As Annamaria claims, their food is the best. These women are masters of the dishes of their own regions – and far beyond. The cacio e pepe is creamy and comforting, the cinque pomodori [five tomato pasta] palpably fresh. Meanwhile, the tiramisu and semifreddo are so delicious that I spoon up both despite my jeans straining under the pressure. “This is what happens,” says Peppe of the lifelong blessing and curse that mums will always want you to eat more food. “I had to start telling them I had allergies,” he confesses.

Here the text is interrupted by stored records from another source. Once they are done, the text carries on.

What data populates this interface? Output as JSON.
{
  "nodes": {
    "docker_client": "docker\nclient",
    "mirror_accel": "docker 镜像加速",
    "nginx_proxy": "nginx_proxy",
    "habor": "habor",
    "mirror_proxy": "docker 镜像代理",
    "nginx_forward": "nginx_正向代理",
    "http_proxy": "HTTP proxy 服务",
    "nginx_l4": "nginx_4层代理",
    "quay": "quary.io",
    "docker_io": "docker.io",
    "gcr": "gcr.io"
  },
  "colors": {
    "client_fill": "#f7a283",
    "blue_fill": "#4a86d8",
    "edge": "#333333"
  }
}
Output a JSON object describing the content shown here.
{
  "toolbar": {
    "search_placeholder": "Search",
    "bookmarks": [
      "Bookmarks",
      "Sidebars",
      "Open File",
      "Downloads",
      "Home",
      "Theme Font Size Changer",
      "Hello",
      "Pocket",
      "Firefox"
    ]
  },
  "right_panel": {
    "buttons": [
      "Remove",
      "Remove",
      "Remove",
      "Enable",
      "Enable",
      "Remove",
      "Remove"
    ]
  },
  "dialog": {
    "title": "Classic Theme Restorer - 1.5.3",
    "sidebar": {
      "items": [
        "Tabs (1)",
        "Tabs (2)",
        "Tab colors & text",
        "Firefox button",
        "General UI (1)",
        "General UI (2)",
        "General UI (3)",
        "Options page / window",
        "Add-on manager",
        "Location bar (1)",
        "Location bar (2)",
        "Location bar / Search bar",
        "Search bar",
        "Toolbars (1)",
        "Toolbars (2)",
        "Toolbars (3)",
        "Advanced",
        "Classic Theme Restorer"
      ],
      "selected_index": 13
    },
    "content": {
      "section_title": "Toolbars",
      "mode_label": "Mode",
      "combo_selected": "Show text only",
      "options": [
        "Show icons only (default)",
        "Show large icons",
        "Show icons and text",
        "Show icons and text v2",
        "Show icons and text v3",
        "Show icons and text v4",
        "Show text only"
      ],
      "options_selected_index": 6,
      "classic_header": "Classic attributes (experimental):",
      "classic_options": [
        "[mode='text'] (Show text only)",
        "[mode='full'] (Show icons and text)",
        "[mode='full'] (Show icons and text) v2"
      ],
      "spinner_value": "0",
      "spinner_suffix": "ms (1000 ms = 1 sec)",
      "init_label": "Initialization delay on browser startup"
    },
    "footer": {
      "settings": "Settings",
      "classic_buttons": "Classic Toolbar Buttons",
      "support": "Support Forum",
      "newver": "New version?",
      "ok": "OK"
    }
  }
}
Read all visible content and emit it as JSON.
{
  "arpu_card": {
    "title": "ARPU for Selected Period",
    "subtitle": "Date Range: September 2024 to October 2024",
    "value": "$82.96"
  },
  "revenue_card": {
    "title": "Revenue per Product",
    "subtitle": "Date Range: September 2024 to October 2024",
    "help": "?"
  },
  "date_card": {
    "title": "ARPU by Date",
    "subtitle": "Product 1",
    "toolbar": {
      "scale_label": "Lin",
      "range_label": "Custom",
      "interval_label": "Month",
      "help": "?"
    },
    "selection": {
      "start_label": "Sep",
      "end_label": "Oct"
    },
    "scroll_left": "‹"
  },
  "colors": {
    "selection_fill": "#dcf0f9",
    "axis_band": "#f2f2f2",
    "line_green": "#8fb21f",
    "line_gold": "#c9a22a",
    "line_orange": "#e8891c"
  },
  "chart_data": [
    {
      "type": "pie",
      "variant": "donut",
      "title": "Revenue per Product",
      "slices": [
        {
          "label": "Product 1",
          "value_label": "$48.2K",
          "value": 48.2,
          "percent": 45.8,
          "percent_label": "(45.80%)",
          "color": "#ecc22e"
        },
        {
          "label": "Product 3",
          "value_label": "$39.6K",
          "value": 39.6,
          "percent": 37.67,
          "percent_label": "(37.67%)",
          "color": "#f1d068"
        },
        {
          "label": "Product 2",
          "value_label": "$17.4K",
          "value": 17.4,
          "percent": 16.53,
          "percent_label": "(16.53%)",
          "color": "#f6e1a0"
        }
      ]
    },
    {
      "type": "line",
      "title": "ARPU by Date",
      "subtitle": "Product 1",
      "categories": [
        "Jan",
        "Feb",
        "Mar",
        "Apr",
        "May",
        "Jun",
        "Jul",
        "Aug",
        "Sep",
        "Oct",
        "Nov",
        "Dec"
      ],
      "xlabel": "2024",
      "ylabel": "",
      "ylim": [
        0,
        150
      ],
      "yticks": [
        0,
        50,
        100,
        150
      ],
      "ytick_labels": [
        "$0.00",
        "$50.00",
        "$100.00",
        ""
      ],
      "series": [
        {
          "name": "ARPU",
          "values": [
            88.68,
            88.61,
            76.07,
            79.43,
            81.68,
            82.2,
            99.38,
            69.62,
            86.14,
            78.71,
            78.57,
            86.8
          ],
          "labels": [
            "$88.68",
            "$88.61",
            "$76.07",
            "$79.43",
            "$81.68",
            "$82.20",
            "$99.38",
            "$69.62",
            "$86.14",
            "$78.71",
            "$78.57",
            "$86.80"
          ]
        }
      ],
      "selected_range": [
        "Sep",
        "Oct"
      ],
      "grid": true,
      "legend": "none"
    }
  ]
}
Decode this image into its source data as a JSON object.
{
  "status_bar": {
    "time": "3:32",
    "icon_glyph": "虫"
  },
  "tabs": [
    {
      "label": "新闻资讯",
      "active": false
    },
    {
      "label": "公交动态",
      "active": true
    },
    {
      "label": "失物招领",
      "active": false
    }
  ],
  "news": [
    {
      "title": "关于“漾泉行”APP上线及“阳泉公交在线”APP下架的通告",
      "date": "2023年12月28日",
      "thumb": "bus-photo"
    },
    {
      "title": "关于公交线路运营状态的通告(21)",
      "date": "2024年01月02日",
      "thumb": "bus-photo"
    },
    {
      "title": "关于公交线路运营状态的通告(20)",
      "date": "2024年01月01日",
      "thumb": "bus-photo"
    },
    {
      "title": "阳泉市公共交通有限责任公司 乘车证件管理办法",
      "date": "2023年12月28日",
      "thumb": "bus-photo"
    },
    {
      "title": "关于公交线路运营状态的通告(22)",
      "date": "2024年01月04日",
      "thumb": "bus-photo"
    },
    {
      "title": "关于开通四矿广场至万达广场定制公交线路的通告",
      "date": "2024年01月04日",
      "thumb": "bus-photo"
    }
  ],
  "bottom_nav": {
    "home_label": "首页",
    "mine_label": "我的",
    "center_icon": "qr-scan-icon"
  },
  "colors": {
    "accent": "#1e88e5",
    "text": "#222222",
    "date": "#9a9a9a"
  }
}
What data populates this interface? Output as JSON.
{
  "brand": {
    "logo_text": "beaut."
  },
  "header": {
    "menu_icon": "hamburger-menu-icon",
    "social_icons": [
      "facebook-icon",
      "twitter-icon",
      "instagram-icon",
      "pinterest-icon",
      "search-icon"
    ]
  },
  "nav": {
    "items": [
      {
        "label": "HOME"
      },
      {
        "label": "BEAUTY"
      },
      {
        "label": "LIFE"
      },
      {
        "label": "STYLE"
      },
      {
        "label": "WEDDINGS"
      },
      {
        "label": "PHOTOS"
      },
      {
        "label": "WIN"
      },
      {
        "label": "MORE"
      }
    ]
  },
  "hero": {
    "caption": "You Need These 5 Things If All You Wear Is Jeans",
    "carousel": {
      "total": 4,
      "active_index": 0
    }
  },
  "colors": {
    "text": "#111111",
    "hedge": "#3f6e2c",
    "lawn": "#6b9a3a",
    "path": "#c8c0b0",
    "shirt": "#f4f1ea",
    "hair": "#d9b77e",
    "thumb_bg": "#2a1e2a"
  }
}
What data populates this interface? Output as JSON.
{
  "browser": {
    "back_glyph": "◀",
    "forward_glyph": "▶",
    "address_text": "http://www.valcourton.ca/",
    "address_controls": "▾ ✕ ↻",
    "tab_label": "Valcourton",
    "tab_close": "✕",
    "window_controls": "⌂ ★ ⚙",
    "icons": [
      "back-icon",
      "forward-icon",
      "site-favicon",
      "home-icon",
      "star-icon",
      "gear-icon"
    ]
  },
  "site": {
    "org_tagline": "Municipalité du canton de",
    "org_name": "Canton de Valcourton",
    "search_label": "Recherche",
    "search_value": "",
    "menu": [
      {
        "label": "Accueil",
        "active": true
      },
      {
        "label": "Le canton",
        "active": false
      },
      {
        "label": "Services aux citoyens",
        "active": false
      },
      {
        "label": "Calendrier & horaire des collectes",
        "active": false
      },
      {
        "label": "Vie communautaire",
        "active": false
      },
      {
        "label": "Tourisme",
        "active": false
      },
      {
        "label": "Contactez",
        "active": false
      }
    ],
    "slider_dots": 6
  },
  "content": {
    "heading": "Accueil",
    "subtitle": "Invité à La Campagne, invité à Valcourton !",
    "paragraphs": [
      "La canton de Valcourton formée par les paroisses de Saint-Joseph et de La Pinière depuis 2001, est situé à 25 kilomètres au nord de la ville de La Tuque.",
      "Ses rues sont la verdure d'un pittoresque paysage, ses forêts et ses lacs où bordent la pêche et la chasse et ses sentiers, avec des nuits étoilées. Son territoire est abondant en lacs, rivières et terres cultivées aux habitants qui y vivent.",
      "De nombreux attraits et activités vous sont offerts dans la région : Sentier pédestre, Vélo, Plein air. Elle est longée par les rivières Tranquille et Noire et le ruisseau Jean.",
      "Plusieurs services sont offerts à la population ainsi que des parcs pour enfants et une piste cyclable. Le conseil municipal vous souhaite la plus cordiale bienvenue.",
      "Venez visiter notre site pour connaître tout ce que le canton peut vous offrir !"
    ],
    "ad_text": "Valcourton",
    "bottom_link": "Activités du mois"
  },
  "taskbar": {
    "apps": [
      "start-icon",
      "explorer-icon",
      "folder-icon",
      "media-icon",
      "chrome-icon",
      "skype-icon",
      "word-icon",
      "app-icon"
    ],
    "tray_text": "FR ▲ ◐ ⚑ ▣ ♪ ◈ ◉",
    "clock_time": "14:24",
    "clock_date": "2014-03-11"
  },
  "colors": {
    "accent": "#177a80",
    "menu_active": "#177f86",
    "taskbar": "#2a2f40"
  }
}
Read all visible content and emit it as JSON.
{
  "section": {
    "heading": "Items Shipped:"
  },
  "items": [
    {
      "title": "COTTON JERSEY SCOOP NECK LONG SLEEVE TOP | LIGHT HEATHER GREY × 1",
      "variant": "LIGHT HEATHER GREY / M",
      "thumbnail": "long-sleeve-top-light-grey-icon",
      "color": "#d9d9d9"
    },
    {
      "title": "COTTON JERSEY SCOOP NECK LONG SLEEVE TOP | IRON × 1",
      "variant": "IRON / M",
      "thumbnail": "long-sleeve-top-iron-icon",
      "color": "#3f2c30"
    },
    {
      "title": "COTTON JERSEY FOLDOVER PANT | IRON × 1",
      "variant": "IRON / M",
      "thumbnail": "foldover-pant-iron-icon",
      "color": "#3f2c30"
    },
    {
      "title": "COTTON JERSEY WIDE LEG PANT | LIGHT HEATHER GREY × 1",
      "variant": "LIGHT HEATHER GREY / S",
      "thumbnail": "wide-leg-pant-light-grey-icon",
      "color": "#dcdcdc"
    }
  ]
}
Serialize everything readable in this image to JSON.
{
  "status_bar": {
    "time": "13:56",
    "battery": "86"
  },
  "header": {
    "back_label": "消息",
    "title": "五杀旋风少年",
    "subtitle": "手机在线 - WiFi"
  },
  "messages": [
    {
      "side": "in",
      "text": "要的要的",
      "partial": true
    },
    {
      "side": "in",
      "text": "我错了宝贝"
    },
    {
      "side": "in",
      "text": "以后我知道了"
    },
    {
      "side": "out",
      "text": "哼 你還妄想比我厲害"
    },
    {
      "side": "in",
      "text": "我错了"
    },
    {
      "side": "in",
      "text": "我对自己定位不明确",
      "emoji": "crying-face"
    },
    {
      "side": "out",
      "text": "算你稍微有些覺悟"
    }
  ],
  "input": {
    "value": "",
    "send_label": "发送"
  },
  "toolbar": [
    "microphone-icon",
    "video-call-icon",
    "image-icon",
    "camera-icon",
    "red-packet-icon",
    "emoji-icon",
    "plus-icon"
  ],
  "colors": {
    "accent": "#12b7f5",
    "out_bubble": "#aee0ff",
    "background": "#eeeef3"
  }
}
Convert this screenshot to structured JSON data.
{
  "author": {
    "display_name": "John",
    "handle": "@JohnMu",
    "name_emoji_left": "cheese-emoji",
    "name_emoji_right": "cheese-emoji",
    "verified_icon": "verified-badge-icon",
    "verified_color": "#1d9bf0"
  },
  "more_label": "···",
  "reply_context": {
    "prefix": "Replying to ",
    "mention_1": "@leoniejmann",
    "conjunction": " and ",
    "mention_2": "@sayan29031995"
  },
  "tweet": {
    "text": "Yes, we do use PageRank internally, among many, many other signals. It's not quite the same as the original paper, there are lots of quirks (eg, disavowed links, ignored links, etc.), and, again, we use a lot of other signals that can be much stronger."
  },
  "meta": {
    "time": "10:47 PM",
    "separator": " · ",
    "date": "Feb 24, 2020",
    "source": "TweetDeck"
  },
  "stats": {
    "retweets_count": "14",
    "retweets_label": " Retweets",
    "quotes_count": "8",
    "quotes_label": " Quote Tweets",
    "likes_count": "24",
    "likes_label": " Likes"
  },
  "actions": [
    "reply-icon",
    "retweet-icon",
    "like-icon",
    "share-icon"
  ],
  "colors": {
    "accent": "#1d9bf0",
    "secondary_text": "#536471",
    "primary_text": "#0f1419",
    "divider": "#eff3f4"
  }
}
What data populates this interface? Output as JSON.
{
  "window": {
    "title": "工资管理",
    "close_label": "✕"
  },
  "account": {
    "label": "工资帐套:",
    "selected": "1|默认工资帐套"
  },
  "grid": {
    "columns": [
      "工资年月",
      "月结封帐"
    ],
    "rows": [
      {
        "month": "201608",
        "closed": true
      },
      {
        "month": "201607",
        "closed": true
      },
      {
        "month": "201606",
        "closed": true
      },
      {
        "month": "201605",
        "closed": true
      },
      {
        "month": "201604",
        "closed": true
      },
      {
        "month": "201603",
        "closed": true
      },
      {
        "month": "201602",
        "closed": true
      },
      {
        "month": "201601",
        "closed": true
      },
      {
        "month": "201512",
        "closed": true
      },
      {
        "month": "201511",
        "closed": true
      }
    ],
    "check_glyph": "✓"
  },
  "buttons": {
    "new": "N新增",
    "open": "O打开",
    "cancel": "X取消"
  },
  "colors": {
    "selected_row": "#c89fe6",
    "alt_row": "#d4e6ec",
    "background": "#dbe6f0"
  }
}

Creating La Mia Mamma with the woman who raised him allowed Peppe to see his mother in a new light, from the cooking she did in the home to the effort she put into feeding him and his three siblings. And it’s a beacon that could still do with being shone on the domestic labour of many mothers toiling thanklessly in homes today. Who knows, a British restaurant where all the roast dinners are made by mums could get us some way there.

La famiglia: Peppe, Annamaria, Lydia, Ida and Alessandra in the La Mia Mamma kitchen

La famiglia: Peppe, Annamaria, Lydia, Ida and Alessandra in the La Mia Mamma kitchen (Lydia Spencer-Elliott)

“It was like getting to know my mother again,” Peppe says of his evolution. “I really re-appreciated all of the work.” But did he expect their success? “No! I thought we weren’t going to make it,” he admits. “We didn’t know what we were doing but we’d already made the commitment. The operation was so complicated. So unusual. It was the most beautiful journey of my life.”

Peppe’s mother died two months ago, aged 70 – but he still feels her here when he’s with the restaurant’s mammas. “Every time they’d hug me, I’d cry,” he says, pausing to regain composure. “It unlocks memories. Brings you back to your childhood. Even just through a hug or the smell of their hair. It’s crazy. You might think I’m overexaggerating,” he adds. “But the number of customers who’ve been crying… It’s not just about the food. That’s one part of it, but to me, the most important thing is the emotional connection.”